Oui, profondément, viscéralement oui. La littérature n'est pas seulement un acte de résistance elle est parfois la seule résistance possible.
La résistance par la littérature se manifeste à plusieurs niveaux. D'abord, elle préserve ce que les bombes veulent effacer : la mémoire. Quand Nabil lit, il maintient vivante toute une tradition, tout un patrimoine que la guerre voudrait réduire en cendres. Chaque livre sauvé est une victoire contre l'effacement culturel.

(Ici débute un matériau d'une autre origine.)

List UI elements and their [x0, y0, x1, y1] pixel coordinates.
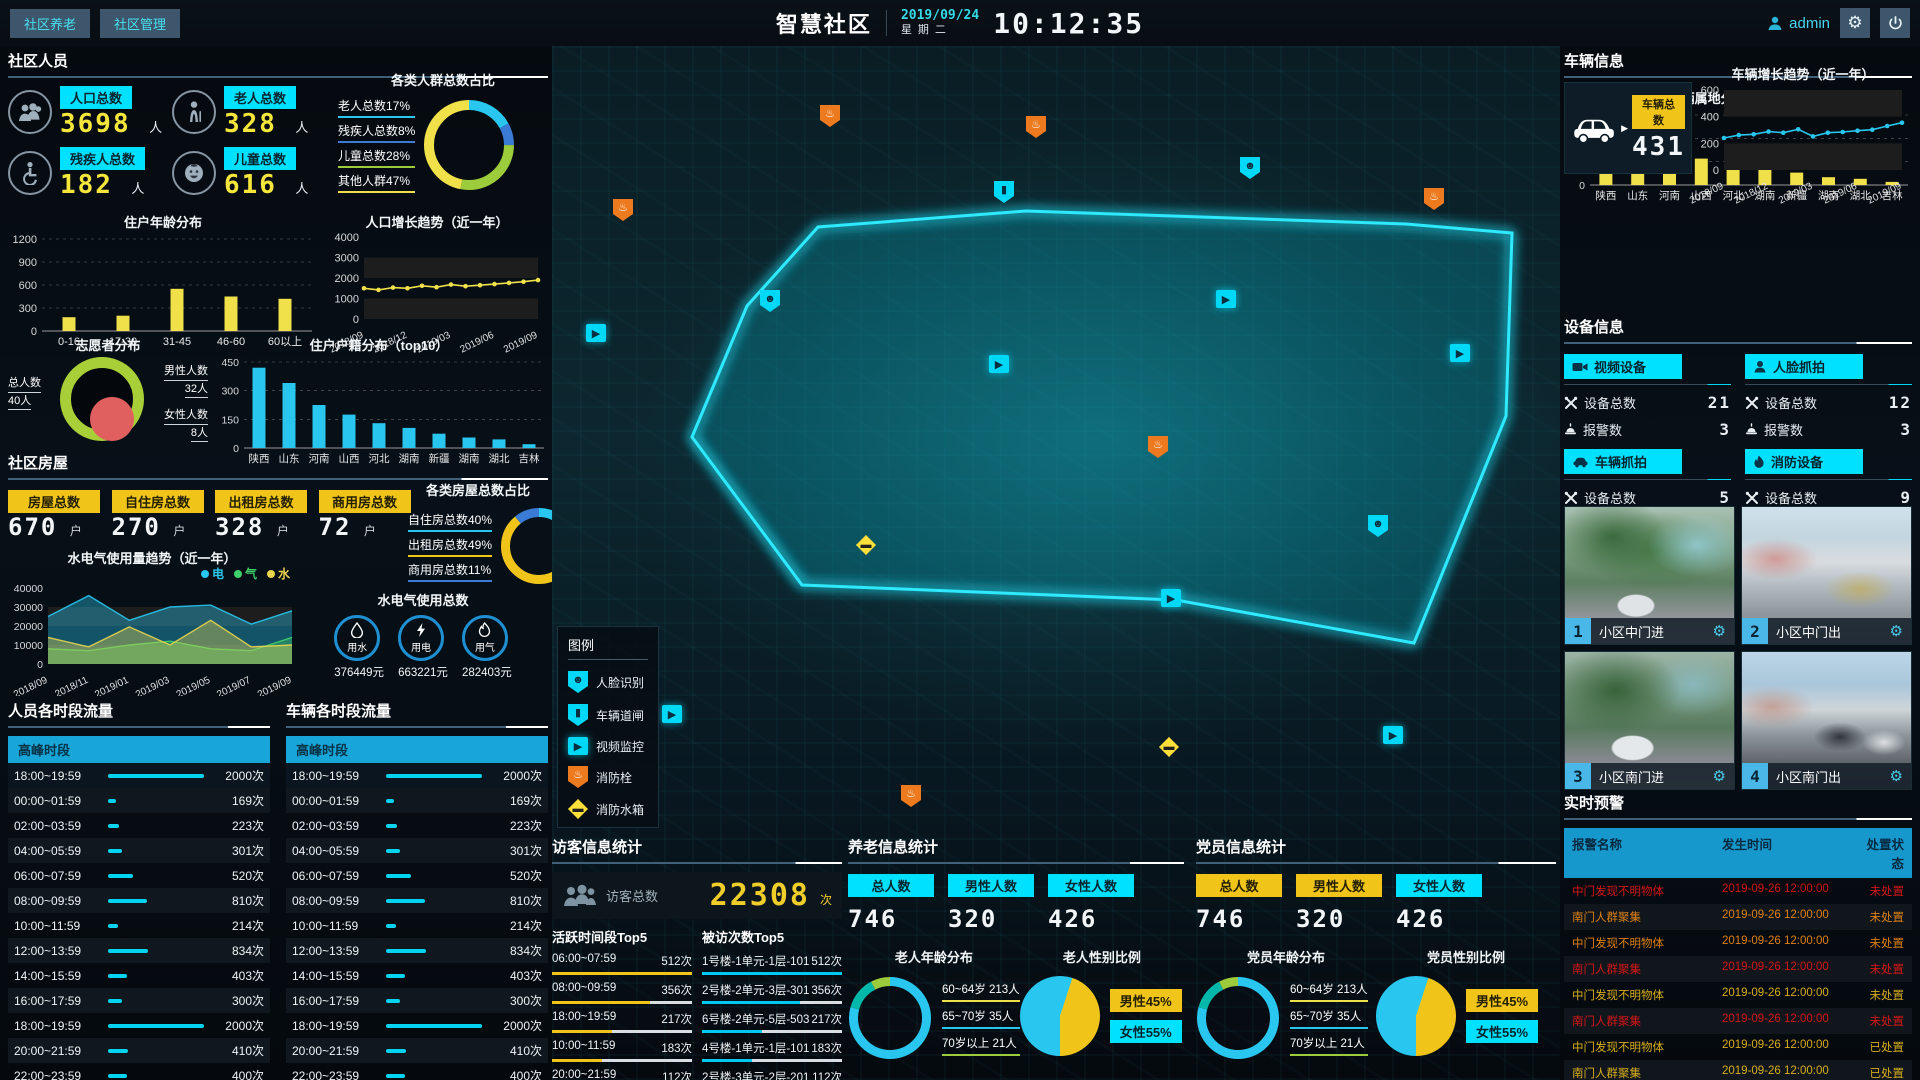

Ensuite, la littérature est résistance parce qu'elle nous empêche de devenir ce que l'oppression veut faire de nous. Elle nous garde humains quand tout conspire à nous déshumaniser. Elle nous rappelle notre capacité à la beauté quand nous sommes environnés de laideur. Elle nous permet de continuer à aimer quand tout nous pousse à la haine.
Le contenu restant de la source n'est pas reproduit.